„I understood you’ve been running from the man
That goes by the name of the sandman …“(America / CSN & Y)
Er hat’s mal wieder getan – Brian Eno sagte über sie:“ She is the biggest thing since Patti Smith“. Anna Calvi, von dieser britischen Singsongwriterin ist die Rede, hat für Robert Wilson, dem aufregenden Theatermacher aus Texas, die Songs für sein neues Stück „Der Sandmann“ komponiert. Ich habe es gestern Abend gesehen.

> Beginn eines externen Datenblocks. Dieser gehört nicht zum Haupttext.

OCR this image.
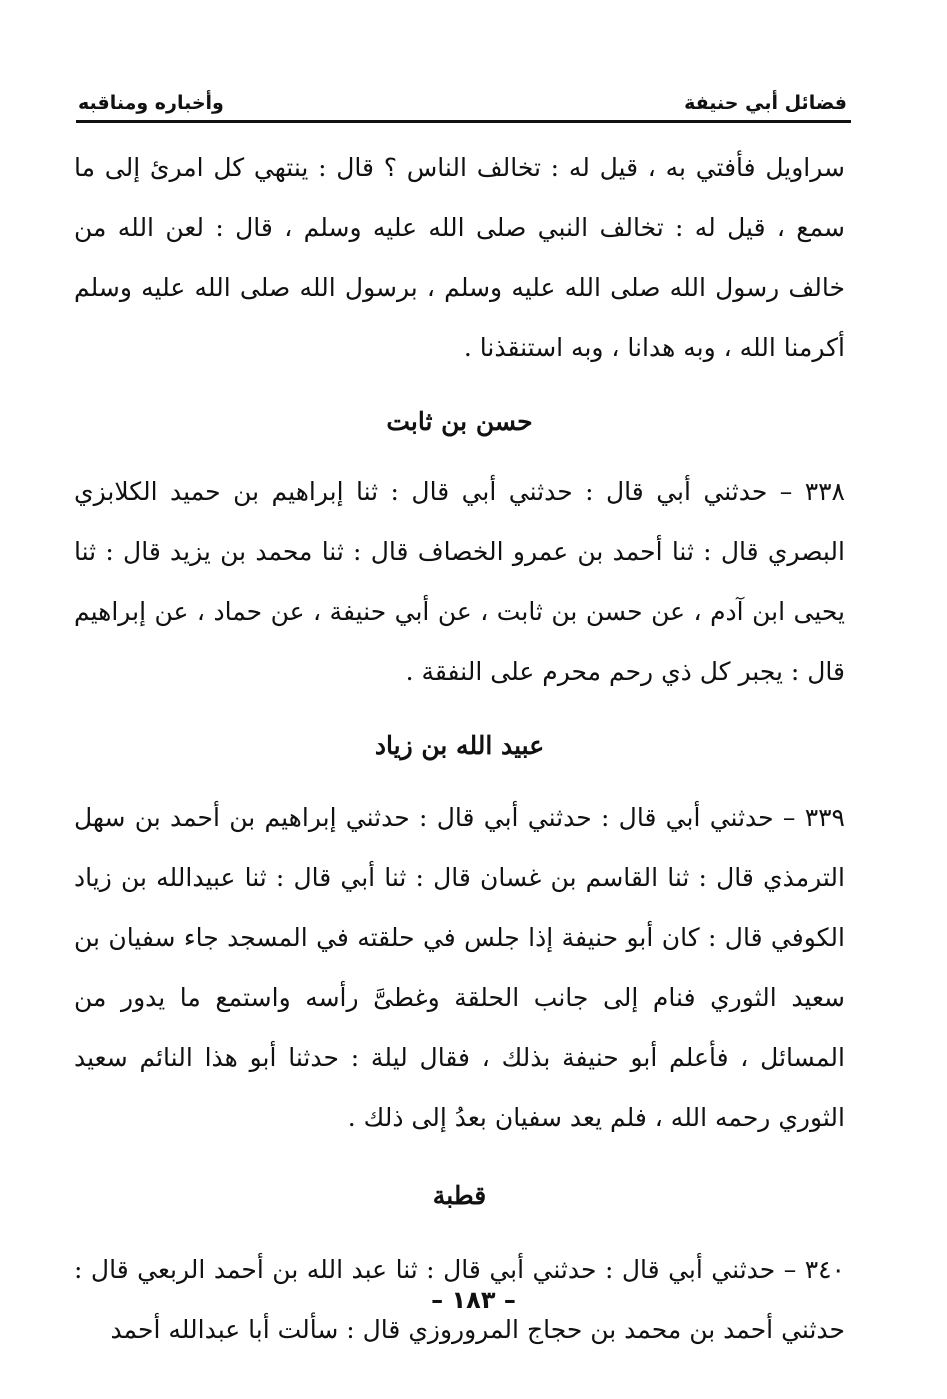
فضائل أبي حنيفة
وأخباره ومناقبه

سراويل فأفتي به ، قيل له : تخالف الناس ؟ قال : ينتهي كل امرئ إلى ما سمع ، قيل له : تخالف النبي صلى الله عليه وسلم ، قال : لعن الله من خالف رسول الله صلى الله عليه وسلم ، برسول الله صلى الله عليه وسلم أكرمنا الله ، وبه هدانا ، وبه استنقذنا .

حسن بن ثابت

٣٣٨ – حدثني أبي قال : حدثني أبي قال : ثنا إبراهيم بن حميد الكلابزي البصري قال : ثنا أحمد بن عمرو الخصاف قال : ثنا محمد بن يزيد قال : ثنا يحيى ابن آدم ، عن حسن بن ثابت ، عن أبي حنيفة ، عن حماد ، عن إبراهيم قال : يجبر كل ذي رحم محرم على النفقة .

عبيد الله بن زياد

٣٣٩ – حدثني أبي قال : حدثني أبي قال : حدثني إبراهيم بن أحمد بن سهل الترمذي قال : ثنا القاسم بن غسان قال : ثنا أبي قال : ثنا عبيدالله بن زياد الكوفي قال : كان أبو حنيفة إذا جلس في حلقته في المسجد جاء سفيان بن سعيد الثوري فنام إلى جانب الحلقة وغطىَّ رأسه واستمع ما يدور من المسائل ، فأعلم أبو حنيفة بذلك ، فقال ليلة : حدثنا أبو هذا النائم سعيد الثوري رحمه الله ، فلم يعد سفيان بعدُ إلى ذلك .

قطبة

٣٤٠ – حدثني أبي قال : حدثني أبي قال : ثنا عبد الله بن أحمد الربعي قال : حدثني أحمد بن محمد بن حجاج المروروزي قال : سألت أبا عبدالله أحمد

– ١٨٣ –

Das Musical begann mit einem ohrenbetäubenden Paukenschlag, der die älteren Gäste im Schauspielhaus zurück ins lebendigere Leben katapultiert haben dürfte. Nathanael, der in seinem anderen Leben Christian Friedel heisst und Leadsänger und Komponist ist, donnerte mit einer voluminösen Jim Morrison Stimme los: „There will be a Horror.“ Einige Zuschauer rutschten tiefer in den Plüsch.
Der Sandmann ist bekanntlich eine Horrorerzählung von E.T.A. Hoffmann. Der kleine Nathanael erfährt, wie so mancher von uns, schlimmste schwarze Pädagogik. „Wenn du jetzt nicht ins Bett gehst, kommt der Sandmann und reisst dir die Augen aus.“ Die Augen sind das Hauptmotiv in dem Musical. Der Augenhändler wirft Nathanael immer mehr in eine Hilflosigkeit, die am Ende zu seiner vollkommenen Wahnsinnigkeit führt. Rührend die Mutterglucke, die ihren Sohn mit dem zu Herzen gehenden Lullaby von Anna Calvi wieder herstellen will:
SUNDAY LIGHT
Boy in amber on the stairs
Sunday light through his hair
Casts a shadow on the wall
Deep and dark
Der kleine Struwwelpeter kommt nicht zur Ruhe, er hört Stimmen, die durch den Einsatz der Musik hervorragend zum Ausdruck kommen:
SURRENDER
We swim under the stars
All the secrets that lie under the dark
Der Sandmann singt dagegen verführerisch:
Sleep on,
You bring the sugar, and
I’ll bring the leather
Robert Wilson verlangt von seinen multitalentierten Schauspielern viel. Alle bewegen sich wie im Puppenspiel, alle werden pretentiös von einer fantastischen Lightshow angestrahlt. Das Bühnenstandbild ist meist entlehnt aus der modernen Kunst: Das graue Wolkenbild von G. Richter, die lineare Form von Mondrian. Einen verübten Mord stellt Wilson lediglich mit einer kleinen blutroten Hand dar oder lässt den blassen Mond schauerlich rot werden. Die Lichtchoreografie ist wirklich eine Wucht. Ebenso der geniale Einfall, die Trennung von Nathanael von seiner Clara mit dem für sich sprechenden Song einzuleiten: I See A Death In Your Eyes. Gänsehaut. Als Nathanael herausfindet, dass seine Angehimmelte lediglich eine aufziehbare Puppe ist, verfällt er vollkommen dem Wahnsinn. Er singt zusammen mit seinem Schwager:
I WHIP THE NIGHT
… I feel alone and in the dark you should have known it
That the lion bites the lion
With your pseudo liberation of a pseudo libido
Ein riesiger Zahnbohrer erscheint als Bühnenbild, man erleidet körperlich die Bohrangst und nur bei klarem Verstand Verbliebene können erahnen, welch Tortur Schizophrene durchmachen, wenn sie von Stimmen bedrängt werden. Sehr eindringlich miterlebt in dem Song: THE HURRICANE, THE HURRICANE, THE HURRICANE, THE HURRICANE.
Anscheinend wollte Bob Wilson das Publikum nicht mit diesem donnernd düsteren Powersong entlassen. Noch einmal versammelt sich die ausgezeichnete Schauspieltruppe zum gemeinsamen weicheren Gesang: YOU WANT A PIECE OF HISTORY / WELL, COME AND KISS ME …
Wer die Möglichkeit hat, das Musical zu sehen, hat das Vergnügen, neben E.T.A. Hoffmann, Lotte Reiniger, Sigmund Freud, John Cage, Ezra Pound, Andy Warhol und Buster Keaton zu sitzen.